EII is a highly structured, repetitive task in auditing, which can highly benefit from automation. The high variety of invoice layouts faced by auditors calls for approaches that are able to capture the general patterns on invoices. Recent research in this area has proposed graph-based approaches to EII, showing promising results. However, these approaches have been so far applied to datasets with a low variety of invoice layouts. In this paper, we introduce a novel graph-based model architecture, perform an experiment using a dataset from 277 different vendors. The dataset resembles a realistic setting faced by auditors. We show that the model extracts specified key items with high F1 scores, by leveraging contextual relationships between words on the invoices. While our results do not match the scores achieved by previous works due to the higher variety of invoice layouts in our dataset, they indicate that graph-based models are capable of learning the general patterns prevalent on invoices and extrapolate them.

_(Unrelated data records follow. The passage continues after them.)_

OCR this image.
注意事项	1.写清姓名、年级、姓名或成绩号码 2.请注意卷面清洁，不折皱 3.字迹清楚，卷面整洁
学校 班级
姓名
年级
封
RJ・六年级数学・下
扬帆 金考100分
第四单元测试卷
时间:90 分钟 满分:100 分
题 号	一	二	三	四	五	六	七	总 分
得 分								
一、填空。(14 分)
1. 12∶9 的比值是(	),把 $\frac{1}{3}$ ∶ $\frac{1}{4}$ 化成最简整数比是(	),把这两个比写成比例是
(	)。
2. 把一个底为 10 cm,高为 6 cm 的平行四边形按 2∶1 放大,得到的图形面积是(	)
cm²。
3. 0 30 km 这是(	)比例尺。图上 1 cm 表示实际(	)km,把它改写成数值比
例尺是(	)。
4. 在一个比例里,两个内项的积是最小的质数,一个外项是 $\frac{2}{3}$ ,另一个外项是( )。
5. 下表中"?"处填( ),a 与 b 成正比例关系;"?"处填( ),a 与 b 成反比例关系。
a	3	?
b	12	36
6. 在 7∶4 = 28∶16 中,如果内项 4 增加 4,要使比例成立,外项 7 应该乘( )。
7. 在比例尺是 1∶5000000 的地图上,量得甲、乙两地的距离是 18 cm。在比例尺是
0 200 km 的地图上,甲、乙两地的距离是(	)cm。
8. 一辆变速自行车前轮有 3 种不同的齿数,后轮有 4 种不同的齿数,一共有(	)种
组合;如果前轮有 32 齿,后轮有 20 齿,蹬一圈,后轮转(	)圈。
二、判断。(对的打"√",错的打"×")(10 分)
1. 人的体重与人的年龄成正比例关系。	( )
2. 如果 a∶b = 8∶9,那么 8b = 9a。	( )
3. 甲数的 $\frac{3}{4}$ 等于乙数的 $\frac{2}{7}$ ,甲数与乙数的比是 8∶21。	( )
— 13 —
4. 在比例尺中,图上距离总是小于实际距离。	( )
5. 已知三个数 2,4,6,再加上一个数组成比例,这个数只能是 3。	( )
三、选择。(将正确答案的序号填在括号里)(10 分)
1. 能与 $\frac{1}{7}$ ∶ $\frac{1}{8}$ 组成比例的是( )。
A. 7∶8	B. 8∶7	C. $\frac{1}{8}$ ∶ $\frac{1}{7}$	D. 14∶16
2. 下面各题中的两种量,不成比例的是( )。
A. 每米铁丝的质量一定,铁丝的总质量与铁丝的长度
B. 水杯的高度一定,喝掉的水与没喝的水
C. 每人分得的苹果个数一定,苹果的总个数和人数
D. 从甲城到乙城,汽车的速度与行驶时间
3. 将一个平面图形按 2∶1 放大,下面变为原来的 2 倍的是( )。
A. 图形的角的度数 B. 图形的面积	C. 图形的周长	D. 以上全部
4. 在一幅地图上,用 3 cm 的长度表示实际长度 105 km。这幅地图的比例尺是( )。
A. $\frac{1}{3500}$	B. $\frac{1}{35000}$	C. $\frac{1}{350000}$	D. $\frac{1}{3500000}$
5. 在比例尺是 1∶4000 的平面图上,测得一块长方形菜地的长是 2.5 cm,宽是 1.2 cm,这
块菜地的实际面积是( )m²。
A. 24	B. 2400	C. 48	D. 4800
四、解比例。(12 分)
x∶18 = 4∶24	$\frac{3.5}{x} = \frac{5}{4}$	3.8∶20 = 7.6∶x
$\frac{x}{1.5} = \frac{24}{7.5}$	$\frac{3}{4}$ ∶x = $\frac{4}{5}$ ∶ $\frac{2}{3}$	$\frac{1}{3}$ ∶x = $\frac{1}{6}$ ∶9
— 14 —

As of now, we do not see our research on this topic as concluded. As the dataset used in this research is small compared to other related works, further research with bigger datasets and more invoice layouts needs to be conducted to strengthen our results. Complementary to that, we aim to explore more architectural options for the model, such as replacing the GRU with a convolutional layer to extract character-level word embeddings. In our usage of graphs, we further aim to explore edge features. Interesting features could be both continuous, such as the semantic and spatial distance between words, as well as categorical, such as whether words are linked entities or the direction of the edge. Further research should also include more key items to be extracted; especially line items represent an interesting area of investigation. We also plan to extend this model to extract key items from further document types such as receipts, purchase orders, etc.

As pointed out in Sect. 2, the whole research field of EII lacks comparability. Unfortunately, as of now, there are no publicly available labeled sets of invoices that are sufficient in size and variety to train sophisticated ML models. It could therefore vastly benefit from a study that benchmarks different approaches on the same dataset, or from an openly accessible annotated dataset.